いろいろ競争があると買い手としてはありがたいことです。特にアレルギーのある人にとっては、カシミア・セーターは必需品なので、価格が下がり、いろいろ選べるというのはいいですね。
気になることと言えば、
9月に「低価格をやめます」と発表し、「世界品質」を宣言したユニクロですが、今年はカシミア・セーターのアイテムも増やし、2倍以上の売り上げを目指しているようです。衣料品の低価格ブームが一巡し、ユニクロも戦略転換に迫られるようになりましたが、昨年のカシミア・セーターのヒットもあり、2004年8月期の決算では、単体で3年ぶりの増収増益を達成しています。さてこの冬もカシミア・セーターが低価格路線脱皮の弾みになるのかどうか、注目されるところです。
今のところ、10月の売り上げは、対前年114.6%と伸びていますが、客単価は対前年で101.8%と、まだ客単価の低下に歯止めがかかった段階のようで、軌道修正には時間がかかりそうに思えます。

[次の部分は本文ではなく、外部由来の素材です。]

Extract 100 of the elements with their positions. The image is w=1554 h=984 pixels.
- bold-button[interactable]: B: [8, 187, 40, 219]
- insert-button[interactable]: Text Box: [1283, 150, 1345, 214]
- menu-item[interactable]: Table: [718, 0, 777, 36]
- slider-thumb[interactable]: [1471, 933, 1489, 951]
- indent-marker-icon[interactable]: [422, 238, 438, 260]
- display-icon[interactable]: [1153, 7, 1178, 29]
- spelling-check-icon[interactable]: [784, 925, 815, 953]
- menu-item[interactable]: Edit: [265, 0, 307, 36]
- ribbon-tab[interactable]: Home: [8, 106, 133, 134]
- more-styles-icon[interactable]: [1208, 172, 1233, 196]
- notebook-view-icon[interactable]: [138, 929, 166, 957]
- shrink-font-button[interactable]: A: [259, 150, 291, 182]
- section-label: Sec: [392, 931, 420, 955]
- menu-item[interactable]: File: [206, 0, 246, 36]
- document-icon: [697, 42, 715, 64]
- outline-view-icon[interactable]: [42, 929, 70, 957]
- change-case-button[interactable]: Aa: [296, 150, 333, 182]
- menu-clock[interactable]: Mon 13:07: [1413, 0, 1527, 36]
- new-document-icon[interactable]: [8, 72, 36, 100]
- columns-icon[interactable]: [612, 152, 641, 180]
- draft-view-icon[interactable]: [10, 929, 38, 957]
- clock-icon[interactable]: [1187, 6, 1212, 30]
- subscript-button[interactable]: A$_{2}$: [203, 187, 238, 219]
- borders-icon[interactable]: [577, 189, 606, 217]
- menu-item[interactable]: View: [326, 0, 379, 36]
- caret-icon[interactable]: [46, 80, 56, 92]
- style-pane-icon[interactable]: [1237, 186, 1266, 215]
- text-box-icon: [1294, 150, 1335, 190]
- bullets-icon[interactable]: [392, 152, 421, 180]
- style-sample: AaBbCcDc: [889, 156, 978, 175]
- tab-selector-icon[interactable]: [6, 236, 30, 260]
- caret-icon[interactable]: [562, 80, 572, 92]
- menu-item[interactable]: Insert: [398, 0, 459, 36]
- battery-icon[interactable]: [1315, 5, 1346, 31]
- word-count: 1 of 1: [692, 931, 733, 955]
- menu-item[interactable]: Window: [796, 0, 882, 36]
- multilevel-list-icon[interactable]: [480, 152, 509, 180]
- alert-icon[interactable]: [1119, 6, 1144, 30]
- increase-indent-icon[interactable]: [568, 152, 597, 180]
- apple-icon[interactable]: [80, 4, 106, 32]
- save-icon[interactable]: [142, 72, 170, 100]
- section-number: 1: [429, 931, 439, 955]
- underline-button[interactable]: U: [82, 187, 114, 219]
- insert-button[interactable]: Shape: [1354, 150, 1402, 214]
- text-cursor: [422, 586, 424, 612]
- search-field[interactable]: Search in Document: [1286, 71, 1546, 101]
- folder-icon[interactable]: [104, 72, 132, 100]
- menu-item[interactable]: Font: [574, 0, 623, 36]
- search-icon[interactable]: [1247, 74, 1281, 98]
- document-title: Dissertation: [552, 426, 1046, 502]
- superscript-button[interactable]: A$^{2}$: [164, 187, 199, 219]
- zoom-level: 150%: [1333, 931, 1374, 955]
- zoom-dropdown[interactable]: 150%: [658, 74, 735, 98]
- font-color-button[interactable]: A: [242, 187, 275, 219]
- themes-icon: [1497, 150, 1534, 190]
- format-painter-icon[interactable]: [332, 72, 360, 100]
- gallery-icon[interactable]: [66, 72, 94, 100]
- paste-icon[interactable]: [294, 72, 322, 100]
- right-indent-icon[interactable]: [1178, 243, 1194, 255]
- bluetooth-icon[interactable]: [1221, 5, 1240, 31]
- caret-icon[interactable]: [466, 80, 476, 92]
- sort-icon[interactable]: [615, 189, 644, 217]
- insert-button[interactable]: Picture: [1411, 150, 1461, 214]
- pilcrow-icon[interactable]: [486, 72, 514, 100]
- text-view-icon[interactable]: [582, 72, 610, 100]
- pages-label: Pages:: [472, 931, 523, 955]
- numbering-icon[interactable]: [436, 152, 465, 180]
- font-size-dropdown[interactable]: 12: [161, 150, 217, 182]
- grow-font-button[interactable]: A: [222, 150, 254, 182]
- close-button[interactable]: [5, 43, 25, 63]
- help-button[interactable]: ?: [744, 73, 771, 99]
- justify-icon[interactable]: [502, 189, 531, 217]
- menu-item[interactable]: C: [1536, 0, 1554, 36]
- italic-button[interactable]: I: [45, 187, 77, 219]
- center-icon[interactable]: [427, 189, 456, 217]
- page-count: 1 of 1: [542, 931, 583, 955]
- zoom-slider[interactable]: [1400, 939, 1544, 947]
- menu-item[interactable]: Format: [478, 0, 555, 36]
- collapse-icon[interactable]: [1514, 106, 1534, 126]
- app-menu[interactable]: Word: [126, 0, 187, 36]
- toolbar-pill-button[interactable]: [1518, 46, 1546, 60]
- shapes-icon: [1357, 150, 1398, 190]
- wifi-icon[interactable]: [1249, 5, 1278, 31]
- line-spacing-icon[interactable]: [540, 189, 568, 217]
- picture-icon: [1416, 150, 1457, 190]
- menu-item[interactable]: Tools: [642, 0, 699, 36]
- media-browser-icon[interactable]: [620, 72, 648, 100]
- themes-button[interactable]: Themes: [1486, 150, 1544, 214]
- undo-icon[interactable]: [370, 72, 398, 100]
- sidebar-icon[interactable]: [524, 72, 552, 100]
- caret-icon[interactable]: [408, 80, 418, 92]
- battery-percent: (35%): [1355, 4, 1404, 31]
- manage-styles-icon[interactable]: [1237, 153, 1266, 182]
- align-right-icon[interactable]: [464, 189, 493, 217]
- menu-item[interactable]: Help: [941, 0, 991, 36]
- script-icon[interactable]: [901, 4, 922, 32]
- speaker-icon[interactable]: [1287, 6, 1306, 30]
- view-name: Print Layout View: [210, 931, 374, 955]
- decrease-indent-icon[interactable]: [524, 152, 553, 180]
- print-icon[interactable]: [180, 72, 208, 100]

かつては若い人たちのトレンドともなり、どんどん売り上げを拡大してきたユニクロですが、若い人たちのファッショントレンドが変化し、いつの間にかファミリーの人たちの姿しか見受けられなくなりました。また、安いけれど1年しか着られない、品質がよくないという不満を持つ人たちが増えたことも事実です。だから、食品事業から撤退し、本業に集中するとともに、「低価格をやめます」という思い切った宣言や、10月に大阪の心斎橋に従来のユニクロの売り場の3倍の売り場面積を持つユニクロプラスをオープンさせるなどの新しい試みをはじめてきたのだと思います。経営の思い切りの良さには敬服しますが、衣料品にとっての大きな付加価値であるデザイン力アップがどこまではかることができるのか、いったんついてしまった品質イメージをどう変えることができるか注目したいところです。